Namun saat Ia telah menyalakan lampu, tiba-tiba
"Surprise !!"suara itu serentak diucapkan berbarengan dari keluarganya, istri, Ibu, Arman, beserta istrinya, serta Anggun dan adiknya. jelas Baim yang semula panik, kini merasa terkejut dam bahagia karna keluarganya sedang memberinya pesta kejutan ultahnya.
"Selamat ulang tahun anakku, semoga rizkimu semakin lancar, setiap usahamu semakin maju, dan Rumah tanggamu sakinah mawaddah warahmah !" Ucap Bu Hanum, sembari memeluk Baim agak lama, karna ternyata Bu Hanum menangis dalam pelukan anak nya.
"Selamat ulang tahun Ayah, mmuah !" Ujar Zahira sambil mencium pipi Ayahnya yang sedang menggendonya.
"Selamat ulang tahun ya Ayah, Mas Baim ku, semoga usahamu semakin sukses, selalu dilindungi Allah dimanapun berada, sehat selalu dan dijauhkan dari hal buruk !"Nur juga memberi nya pelukan.

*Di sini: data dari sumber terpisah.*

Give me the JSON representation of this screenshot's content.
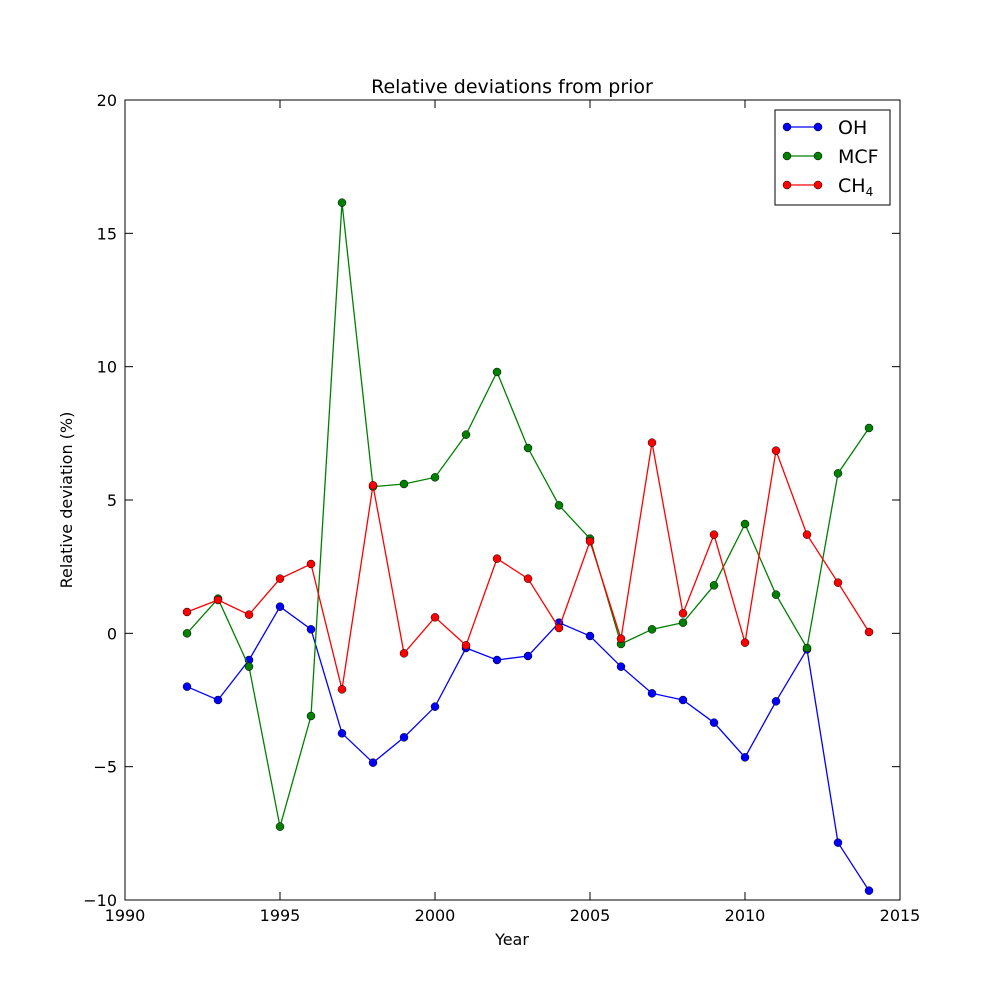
{
  "chart_data": {
    "type": "line",
    "title": "Relative deviations from prior",
    "xlabel": "Year",
    "ylabel": "Relative deviation (%)",
    "xlim": [
      1990,
      2015
    ],
    "ylim": [
      -10,
      20
    ],
    "xticks": [
      1990,
      1995,
      2000,
      2005,
      2010,
      2015
    ],
    "yticks": [
      -10,
      -5,
      0,
      5,
      10,
      15,
      20
    ],
    "xtick_labels": [
      "1990",
      "1995",
      "2000",
      "2005",
      "2010",
      "2015"
    ],
    "ytick_labels": [
      "−10",
      "−5",
      "0",
      "5",
      "10",
      "15",
      "20"
    ],
    "grid": false,
    "legend_position": "top-right",
    "x": [
      1992,
      1993,
      1994,
      1995,
      1996,
      1997,
      1998,
      1999,
      2000,
      2001,
      2002,
      2003,
      2004,
      2005,
      2006,
      2007,
      2008,
      2009,
      2010,
      2011,
      2012,
      2013,
      2014
    ],
    "series": [
      {
        "name": "OH",
        "color": "#0000ff",
        "values": [
          -2.0,
          -2.5,
          -1.0,
          1.0,
          0.15,
          -3.75,
          -4.85,
          -3.9,
          -2.75,
          -0.55,
          -1.0,
          -0.85,
          0.4,
          -0.1,
          -1.25,
          -2.25,
          -2.5,
          -3.35,
          -4.65,
          -2.55,
          -0.6,
          -7.85,
          -9.65
        ]
      },
      {
        "name": "MCF",
        "color": "#008000",
        "values": [
          0.0,
          1.3,
          -1.25,
          -7.25,
          -3.1,
          16.15,
          5.5,
          5.6,
          5.85,
          7.45,
          9.8,
          6.95,
          4.8,
          3.55,
          -0.4,
          0.15,
          0.4,
          1.8,
          4.1,
          1.45,
          -0.55,
          6.0,
          7.7
        ]
      },
      {
        "name": "CH4",
        "legend_label": "CH",
        "legend_subscript": "4",
        "color": "#ff0000",
        "values": [
          0.8,
          1.25,
          0.7,
          2.05,
          2.6,
          -2.1,
          5.55,
          -0.75,
          0.6,
          -0.45,
          2.8,
          2.05,
          0.2,
          3.45,
          -0.2,
          7.15,
          0.75,
          3.7,
          -0.35,
          6.85,
          3.7,
          1.9,
          0.05
        ]
      }
    ]
  }
}
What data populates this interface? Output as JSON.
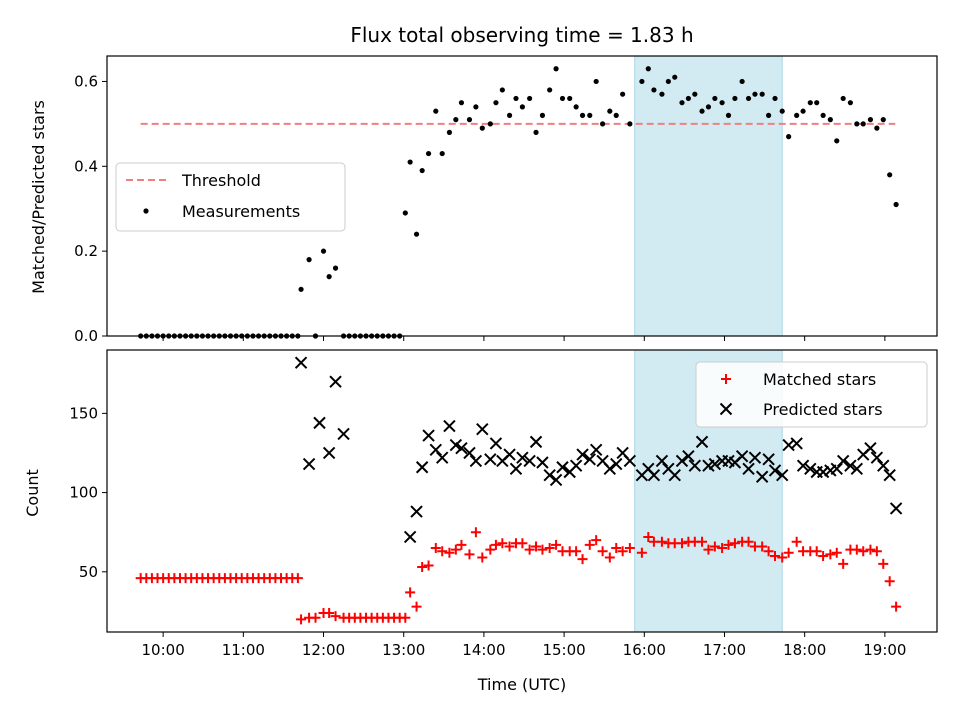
{
  "chart_data": [
    {
      "type": "scatter",
      "title": "Flux total observing time = 1.83 h",
      "xlabel": "",
      "ylabel": "Matched/Predicted stars",
      "ylim": [
        0,
        0.66
      ],
      "yticks": [
        0.0,
        0.2,
        0.4,
        0.6
      ],
      "ytick_labels": [
        "0.0",
        "0.2",
        "0.4",
        "0.6"
      ],
      "xlim": [
        9.3,
        19.65
      ],
      "xticks": [
        10,
        11,
        12,
        13,
        14,
        15,
        16,
        17,
        18,
        19
      ],
      "legend": {
        "position": "center-left",
        "entries": [
          "Threshold",
          "Measurements"
        ]
      },
      "highlight_span": {
        "x_start": 15.88,
        "x_end": 17.72,
        "color": "#add8e6"
      },
      "threshold": {
        "name": "Threshold",
        "y": 0.5,
        "x_start": 9.72,
        "x_end": 19.13,
        "color": "#f08080"
      },
      "series": [
        {
          "name": "Measurements",
          "color": "#000000",
          "marker": "dot",
          "x": [
            9.72,
            9.79,
            9.86,
            9.93,
            10.0,
            10.07,
            10.14,
            10.21,
            10.28,
            10.35,
            10.42,
            10.49,
            10.56,
            10.63,
            10.7,
            10.77,
            10.84,
            10.91,
            10.98,
            11.05,
            11.12,
            11.19,
            11.26,
            11.33,
            11.4,
            11.47,
            11.54,
            11.61,
            11.68,
            11.72,
            11.82,
            11.9,
            12.0,
            12.07,
            12.15,
            12.25,
            12.32,
            12.39,
            12.46,
            12.53,
            12.6,
            12.67,
            12.74,
            12.81,
            12.88,
            12.95,
            13.02,
            13.08,
            13.16,
            13.23,
            13.31,
            13.4,
            13.48,
            13.57,
            13.65,
            13.72,
            13.82,
            13.9,
            13.98,
            14.08,
            14.15,
            14.23,
            14.32,
            14.4,
            14.48,
            14.57,
            14.65,
            14.73,
            14.82,
            14.9,
            14.98,
            15.07,
            15.15,
            15.23,
            15.32,
            15.4,
            15.48,
            15.57,
            15.65,
            15.73,
            15.82,
            15.97,
            16.05,
            16.12,
            16.22,
            16.3,
            16.38,
            16.47,
            16.55,
            16.63,
            16.72,
            16.8,
            16.88,
            16.97,
            17.05,
            17.13,
            17.22,
            17.3,
            17.38,
            17.47,
            17.55,
            17.63,
            17.72,
            17.8,
            17.9,
            17.98,
            18.07,
            18.15,
            18.23,
            18.32,
            18.4,
            18.48,
            18.57,
            18.65,
            18.73,
            18.82,
            18.9,
            18.98,
            19.06,
            19.14
          ],
          "y": [
            0,
            0,
            0,
            0,
            0,
            0,
            0,
            0,
            0,
            0,
            0,
            0,
            0,
            0,
            0,
            0,
            0,
            0,
            0,
            0,
            0,
            0,
            0,
            0,
            0,
            0,
            0,
            0,
            0,
            0.11,
            0.18,
            0,
            0.2,
            0.14,
            0.16,
            0,
            0,
            0,
            0,
            0,
            0,
            0,
            0,
            0,
            0,
            0,
            0.29,
            0.41,
            0.24,
            0.39,
            0.43,
            0.53,
            0.43,
            0.48,
            0.51,
            0.55,
            0.51,
            0.54,
            0.49,
            0.5,
            0.55,
            0.58,
            0.52,
            0.56,
            0.54,
            0.56,
            0.48,
            0.52,
            0.58,
            0.63,
            0.56,
            0.56,
            0.54,
            0.52,
            0.52,
            0.6,
            0.5,
            0.53,
            0.52,
            0.57,
            0.5,
            0.6,
            0.63,
            0.58,
            0.57,
            0.6,
            0.61,
            0.55,
            0.56,
            0.57,
            0.53,
            0.54,
            0.56,
            0.55,
            0.52,
            0.56,
            0.6,
            0.56,
            0.57,
            0.57,
            0.52,
            0.56,
            0.53,
            0.47,
            0.52,
            0.53,
            0.55,
            0.55,
            0.52,
            0.51,
            0.46,
            0.56,
            0.55,
            0.5,
            0.5,
            0.51,
            0.49,
            0.51,
            0.38,
            0.31
          ]
        }
      ]
    },
    {
      "type": "scatter",
      "title": "",
      "xlabel": "Time (UTC)",
      "ylabel": "Count",
      "ylim": [
        12,
        190
      ],
      "yticks": [
        50,
        100,
        150
      ],
      "ytick_labels": [
        "50",
        "100",
        "150"
      ],
      "xlim": [
        9.3,
        19.65
      ],
      "xticks": [
        10,
        11,
        12,
        13,
        14,
        15,
        16,
        17,
        18,
        19
      ],
      "xtick_labels": [
        "10:00",
        "11:00",
        "12:00",
        "13:00",
        "14:00",
        "15:00",
        "16:00",
        "17:00",
        "18:00",
        "19:00"
      ],
      "legend": {
        "position": "top-right",
        "entries": [
          "Matched stars",
          "Predicted stars"
        ]
      },
      "highlight_span": {
        "x_start": 15.88,
        "x_end": 17.72,
        "color": "#add8e6"
      },
      "series": [
        {
          "name": "Matched stars",
          "color": "#ff0000",
          "marker": "plus",
          "x": [
            9.72,
            9.79,
            9.86,
            9.93,
            10.0,
            10.07,
            10.14,
            10.21,
            10.28,
            10.35,
            10.42,
            10.49,
            10.56,
            10.63,
            10.7,
            10.77,
            10.84,
            10.91,
            10.98,
            11.05,
            11.12,
            11.19,
            11.26,
            11.33,
            11.4,
            11.47,
            11.54,
            11.61,
            11.68,
            11.72,
            11.82,
            11.9,
            12.0,
            12.07,
            12.15,
            12.25,
            12.32,
            12.39,
            12.46,
            12.53,
            12.6,
            12.67,
            12.74,
            12.81,
            12.88,
            12.95,
            13.02,
            13.08,
            13.16,
            13.23,
            13.31,
            13.4,
            13.48,
            13.57,
            13.65,
            13.72,
            13.82,
            13.9,
            13.98,
            14.08,
            14.15,
            14.23,
            14.32,
            14.4,
            14.48,
            14.57,
            14.65,
            14.73,
            14.82,
            14.9,
            14.98,
            15.07,
            15.15,
            15.23,
            15.32,
            15.4,
            15.48,
            15.57,
            15.65,
            15.73,
            15.82,
            15.97,
            16.05,
            16.12,
            16.22,
            16.3,
            16.38,
            16.47,
            16.55,
            16.63,
            16.72,
            16.8,
            16.88,
            16.97,
            17.05,
            17.13,
            17.22,
            17.3,
            17.38,
            17.47,
            17.55,
            17.63,
            17.72,
            17.8,
            17.9,
            17.98,
            18.07,
            18.15,
            18.23,
            18.32,
            18.4,
            18.48,
            18.57,
            18.65,
            18.73,
            18.82,
            18.9,
            18.98,
            19.06,
            19.14
          ],
          "y": [
            46,
            46,
            46,
            46,
            46,
            46,
            46,
            46,
            46,
            46,
            46,
            46,
            46,
            46,
            46,
            46,
            46,
            46,
            46,
            46,
            46,
            46,
            46,
            46,
            46,
            46,
            46,
            46,
            46,
            20,
            21,
            21,
            24,
            24,
            22,
            21,
            21,
            21,
            21,
            21,
            21,
            21,
            21,
            21,
            21,
            21,
            21,
            37,
            28,
            53,
            54,
            65,
            63,
            62,
            64,
            67,
            61,
            75,
            59,
            64,
            67,
            68,
            66,
            68,
            68,
            64,
            66,
            64,
            65,
            67,
            63,
            63,
            63,
            58,
            67,
            70,
            63,
            59,
            65,
            63,
            65,
            62,
            72,
            69,
            69,
            68,
            68,
            68,
            69,
            69,
            69,
            64,
            66,
            65,
            67,
            68,
            69,
            69,
            66,
            66,
            63,
            60,
            59,
            62,
            69,
            63,
            63,
            63,
            60,
            61,
            62,
            55,
            64,
            64,
            63,
            64,
            63,
            55,
            44,
            28
          ]
        },
        {
          "name": "Predicted stars",
          "color": "#000000",
          "marker": "x",
          "x": [
            11.72,
            11.82,
            11.95,
            12.07,
            12.15,
            12.25,
            13.08,
            13.16,
            13.23,
            13.31,
            13.4,
            13.48,
            13.57,
            13.65,
            13.72,
            13.82,
            13.9,
            13.98,
            14.08,
            14.15,
            14.23,
            14.32,
            14.4,
            14.48,
            14.57,
            14.65,
            14.73,
            14.82,
            14.9,
            14.98,
            15.07,
            15.15,
            15.23,
            15.32,
            15.4,
            15.48,
            15.57,
            15.65,
            15.73,
            15.82,
            15.97,
            16.05,
            16.12,
            16.22,
            16.3,
            16.38,
            16.47,
            16.55,
            16.63,
            16.72,
            16.8,
            16.88,
            16.97,
            17.05,
            17.13,
            17.22,
            17.3,
            17.38,
            17.47,
            17.55,
            17.63,
            17.72,
            17.8,
            17.9,
            17.98,
            18.07,
            18.15,
            18.23,
            18.32,
            18.4,
            18.48,
            18.57,
            18.65,
            18.73,
            18.82,
            18.9,
            18.98,
            19.06,
            19.14
          ],
          "y": [
            182,
            118,
            144,
            125,
            170,
            137,
            72,
            88,
            116,
            136,
            127,
            122,
            142,
            130,
            128,
            125,
            120,
            140,
            121,
            131,
            120,
            124,
            115,
            122,
            120,
            132,
            119,
            111,
            108,
            116,
            113,
            117,
            124,
            121,
            127,
            120,
            115,
            118,
            125,
            120,
            111,
            115,
            111,
            120,
            115,
            111,
            120,
            123,
            117,
            132,
            117,
            118,
            120,
            120,
            119,
            123,
            115,
            122,
            110,
            121,
            114,
            111,
            130,
            131,
            117,
            115,
            113,
            113,
            114,
            115,
            120,
            117,
            115,
            124,
            128,
            122,
            117,
            111,
            90
          ]
        }
      ]
    }
  ]
}
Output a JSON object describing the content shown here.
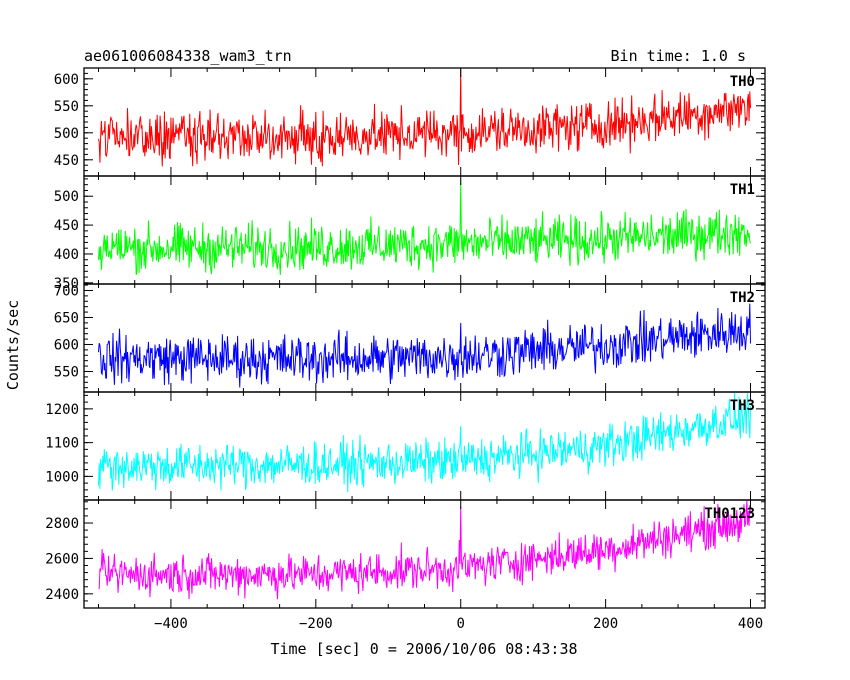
{
  "header": {
    "source_name": "ae061006084338_wam3_trn",
    "bin_time": "Bin time: 1.0 s"
  },
  "chart_data": {
    "type": "line",
    "title": "ae061006084338_wam3_trn",
    "subtitle": "Bin time: 1.0 s",
    "xlabel": "Time [sec] 0 = 2006/10/06 08:43:38",
    "ylabel": "Counts/sec",
    "xlim": [
      -520,
      420
    ],
    "x_range": [
      -500,
      400
    ],
    "x_ticks": [
      -400,
      -200,
      0,
      200,
      400
    ],
    "x_tick_labels": [
      "−400",
      "−200",
      "0",
      "200",
      "400"
    ],
    "grid": false,
    "panels": [
      {
        "name": "TH0",
        "color": "#ff0000",
        "ylim": [
          420,
          620
        ],
        "y_ticks": [
          450,
          500,
          550,
          600
        ],
        "y_tick_labels": [
          "450",
          "500",
          "550",
          "600"
        ],
        "baseline": [
          [
            -500,
            492
          ],
          [
            -200,
            492
          ],
          [
            0,
            500
          ],
          [
            200,
            515
          ],
          [
            400,
            548
          ]
        ],
        "noise": 22,
        "spike": {
          "x": 0,
          "y": 620
        }
      },
      {
        "name": "TH1",
        "color": "#00ff00",
        "ylim": [
          348,
          535
        ],
        "y_ticks": [
          350,
          400,
          450,
          500
        ],
        "y_tick_labels": [
          "350",
          "400",
          "450",
          "500"
        ],
        "baseline": [
          [
            -500,
            410
          ],
          [
            -200,
            412
          ],
          [
            0,
            418
          ],
          [
            200,
            425
          ],
          [
            400,
            440
          ]
        ],
        "noise": 20,
        "spike": {
          "x": 0,
          "y": 530
        }
      },
      {
        "name": "TH2",
        "color": "#0000ff",
        "ylim": [
          512,
          712
        ],
        "y_ticks": [
          550,
          600,
          650,
          700
        ],
        "y_tick_labels": [
          "550",
          "600",
          "650",
          "700"
        ],
        "baseline": [
          [
            -500,
            575
          ],
          [
            -200,
            573
          ],
          [
            0,
            578
          ],
          [
            200,
            598
          ],
          [
            400,
            628
          ]
        ],
        "noise": 22,
        "spike": {
          "x": 0,
          "y": 640
        }
      },
      {
        "name": "TH3",
        "color": "#00ffff",
        "ylim": [
          930,
          1250
        ],
        "y_ticks": [
          1000,
          1100,
          1200
        ],
        "y_tick_labels": [
          "1000",
          "1100",
          "1200"
        ],
        "baseline": [
          [
            -500,
            1030
          ],
          [
            -200,
            1035
          ],
          [
            0,
            1045
          ],
          [
            200,
            1090
          ],
          [
            400,
            1180
          ]
        ],
        "noise": 32,
        "spike": {
          "x": 0,
          "y": 1150
        }
      },
      {
        "name": "TH0123",
        "color": "#ff00ff",
        "ylim": [
          2320,
          2930
        ],
        "y_ticks": [
          2400,
          2600,
          2800
        ],
        "y_tick_labels": [
          "2400",
          "2600",
          "2800"
        ],
        "baseline": [
          [
            -500,
            2510
          ],
          [
            -200,
            2510
          ],
          [
            0,
            2545
          ],
          [
            200,
            2650
          ],
          [
            400,
            2820
          ]
        ],
        "noise": 55,
        "spike": {
          "x": 0,
          "y": 2895
        }
      }
    ]
  }
}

"Selamat ulang tahun, Mas Baim, semoga semakin sukses dan bahagia selalu !" Anggun pun menyampaikan selamat untuk saudaranya itu.
"Selamat ya Alfin, atau Baim, atau adikku ter sayang, semoga apa yang di doakan Ibu dan istrimu dan adikmu terkabul semuanya "imbuh Arman.
"Kakak curang, masak doanya cuma ngaminin doa mereka !"
"Itu sama aja "Arman memeluk adik kesayangannya itu.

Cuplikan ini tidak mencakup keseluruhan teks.